Why 10 Gig-E Makes Sense

Colleges deploy 10 Gigabit Ethernet to support bandwidth-intensive video applications, university research and mainstream business apps.

Universities and colleges across the country are beginning to implement 10 Gig-E switching in their data centers. Some are even expanding it throughout their campuses. The reasons are varied, but Purdue's Scott Ksander, executive director for IT networks and security and chief information security officer, chalks it up to a focus on data.

“I like to paraphrase James Carville, back when he was Bill Clinton's campaign strategist and said, ‘It's the economy, stupid.' My phrase is, ‘it's the data, stupid,'” Ksander says.

“But seriously, computing power is no longer the interesting story,” he continues. “We used to talk about the gigahertz of our computer processors, but we don't care about that now. We have to face the challenge of movement of data and storage of data and what is going to be ‘fast enough.' We are currently seeing demands for standard applications in the 1 gigabit range, and that is only going to go up.”

A lot of organizations are upgrading their data center environments to aggregate traffic from multiple Gigabit Ethernet links connected to other switches, hypervisor machines or physical computers, according to Jeremy Littlejohn, president of consulting firm RISC Networks. Littlejohn works closely with CIOs and IT managers to help then optimize the reliability, scalability and performance of their entire IT infrastructures.

As for the benefits of 10 Gig-E, Littlejohn says organizations that upgrade expect to see faster backups and improved data traffic flows. Despite these clear benefits, Littlejohn cautions that organizations need to examine the root cause of their application performance/backup equation before they try to fix any networking issues with more bandwidth.

The Network's Edge

SUNY Old Westbury has nine OmniSwitch 9700 core switches from Alcatel-Lucent that are interconnected via dual 10 Gig-E connections for a 20 Gig-E backbone. Most edge switches are Gigabit Ethernet back to the core switches in the wiring closet, with a handful of high-performance closets operating at 10 Gig-E back to the core. The university began implementing 10 Gig-E about three years ago.

Marc Seybold, the university's CIO, says the IP security cameras at the network's edge were consuming just under 1 gigabit per 100 cameras. He says upgrading the existing backbone to 10 Gig-E was the most cost-effective solution for the camera deployment. The alternative would have been to build a parallel data network dedicated to the security cameras, but that was cost-prohibitive.

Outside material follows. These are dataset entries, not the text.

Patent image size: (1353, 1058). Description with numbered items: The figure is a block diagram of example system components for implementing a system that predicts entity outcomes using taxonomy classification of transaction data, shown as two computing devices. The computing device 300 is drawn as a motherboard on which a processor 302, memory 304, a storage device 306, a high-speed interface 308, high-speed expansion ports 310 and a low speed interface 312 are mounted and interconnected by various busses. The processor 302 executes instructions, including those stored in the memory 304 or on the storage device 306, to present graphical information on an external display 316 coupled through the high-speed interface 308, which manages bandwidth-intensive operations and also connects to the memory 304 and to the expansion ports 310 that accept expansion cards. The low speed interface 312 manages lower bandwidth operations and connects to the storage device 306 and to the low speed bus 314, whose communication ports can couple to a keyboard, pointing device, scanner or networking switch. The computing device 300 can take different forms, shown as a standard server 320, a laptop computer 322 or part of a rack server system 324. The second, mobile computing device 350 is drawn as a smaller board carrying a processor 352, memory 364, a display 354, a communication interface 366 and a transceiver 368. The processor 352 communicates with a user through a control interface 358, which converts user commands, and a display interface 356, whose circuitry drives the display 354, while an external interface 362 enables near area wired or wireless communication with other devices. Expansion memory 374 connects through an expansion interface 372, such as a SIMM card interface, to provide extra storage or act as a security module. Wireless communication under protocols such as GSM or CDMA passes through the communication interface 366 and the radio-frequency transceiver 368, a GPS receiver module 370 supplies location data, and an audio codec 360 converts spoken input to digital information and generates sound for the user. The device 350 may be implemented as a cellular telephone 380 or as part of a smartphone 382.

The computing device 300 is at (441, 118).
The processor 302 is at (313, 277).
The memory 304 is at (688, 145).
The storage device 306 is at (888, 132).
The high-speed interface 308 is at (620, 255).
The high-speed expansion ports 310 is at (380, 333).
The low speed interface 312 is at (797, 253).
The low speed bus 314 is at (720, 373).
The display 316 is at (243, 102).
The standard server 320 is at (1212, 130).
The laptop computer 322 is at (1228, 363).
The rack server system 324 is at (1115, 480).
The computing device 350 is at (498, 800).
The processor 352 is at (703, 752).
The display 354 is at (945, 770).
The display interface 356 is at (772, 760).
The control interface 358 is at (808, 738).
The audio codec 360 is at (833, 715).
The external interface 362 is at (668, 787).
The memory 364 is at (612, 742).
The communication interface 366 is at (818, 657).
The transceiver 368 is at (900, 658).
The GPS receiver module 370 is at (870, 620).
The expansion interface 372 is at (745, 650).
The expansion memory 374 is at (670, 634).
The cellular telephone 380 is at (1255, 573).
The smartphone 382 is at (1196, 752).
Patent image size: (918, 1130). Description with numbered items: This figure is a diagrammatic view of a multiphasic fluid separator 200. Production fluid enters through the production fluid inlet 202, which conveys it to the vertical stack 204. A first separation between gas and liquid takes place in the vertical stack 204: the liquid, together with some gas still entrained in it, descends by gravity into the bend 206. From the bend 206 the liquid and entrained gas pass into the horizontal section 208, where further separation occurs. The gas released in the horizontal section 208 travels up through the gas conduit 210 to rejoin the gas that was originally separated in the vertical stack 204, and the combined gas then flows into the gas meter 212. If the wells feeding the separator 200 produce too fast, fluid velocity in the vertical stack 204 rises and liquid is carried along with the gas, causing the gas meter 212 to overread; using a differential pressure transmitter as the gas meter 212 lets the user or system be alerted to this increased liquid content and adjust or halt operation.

“All backbone connections are redundant links, so we effectively have a 20 Gig-E backbone,” Seybold explains. “This upgrade not only addressed the bandwidth demands of the camera system, but also essentially removed any performance limitations we had on the internal campus network.”

Bringing in 10 Gig-E to the data center was icing on the cake, Seybold says, adding that high availability from VMware almost demands 10 Gig-E connectivity for responsive performance. Now, SUNY Old Westbury has the bandwidth to run just about any application as long as it stays internal to the campus network, he adds.

CSU has implemented Brocade FastIron SX and FastIron GS switches, creating a 10 Gig-E backbone capable of increasing campus bandwidth, application availability and network performance. The university put FastIron SuperX 10 Gig-E switches in the core that serves the faculty, staff, computer labs and various desktops for students.

The upgrade includes Brocade FastIron GS switches in the access layer and Brocade FastIron Edge X switches at the network edge. CSU also added 10 Gig-E cards to servers that could be upgraded, and switched out older servers that couldn't be upgraded to new ones that support 10 Gig-E. The university has also virtualized several of its servers.

CSU decided on the upgrade largely to reduce backups. “They were running almost 60 hours,” says Rusty Bruns, CIO. “If we started a backup on a Friday, we would still be running backups on Monday as people started to log in. And that is a huge problem because backups consume a big portion of bandwidth in the intranet and really slow things down.”

Since upgrading to 10 Gig-E switches, backup times have dropped 50 percent, down to 30 hours, and the network uptime is better than 99 percent. Bruns says these benefits, in turn, have reduced maintenance costs and freed up resources for other IT initiatives. “The return on investment is obvious, if nothing else for the 50 percent reduction” in backup time, Bruns says.

In Purdue's data centers, there's a 10 Gig-E network for research clusters and a 10 Gig-E network for the university's production ERP applications, e-mail and other systems. These have been in place for three years. More recently, Ksander and his team extended the 10 Gig-E out to the campus.

In the university's main network hub, there are 92 dedicated Cisco Catalyst 6504-E switches serving 92 of Purdue's larger buildings and four more Cisco Catalyst 6509-E switches that serve multiple, smaller buildings. There are about 1,000 Cisco Catalyst 3750-E edge switches that combine 10/100/1000 and Power over Ethernet configurations with 10 Gig-E uplinks.

The campus upgrade to 10 Gig-E, which took 18 months, also includes redundant 10 Gig-E network links from the hub out to all core campus buildings, as well as at least two 10 Gig-E links, if not more, between each of the data centers and the hub. The project also included upgrading the Wi-Fi infrastructure to 6,000 access points running 802.11n.

Ksander says the network refresh was critical. “We needed bigger, faster, beefier bandwidth to support the traffic,” he says. “We really have a lot of data demand and previously had 1 gigabit links that were completely saturated.”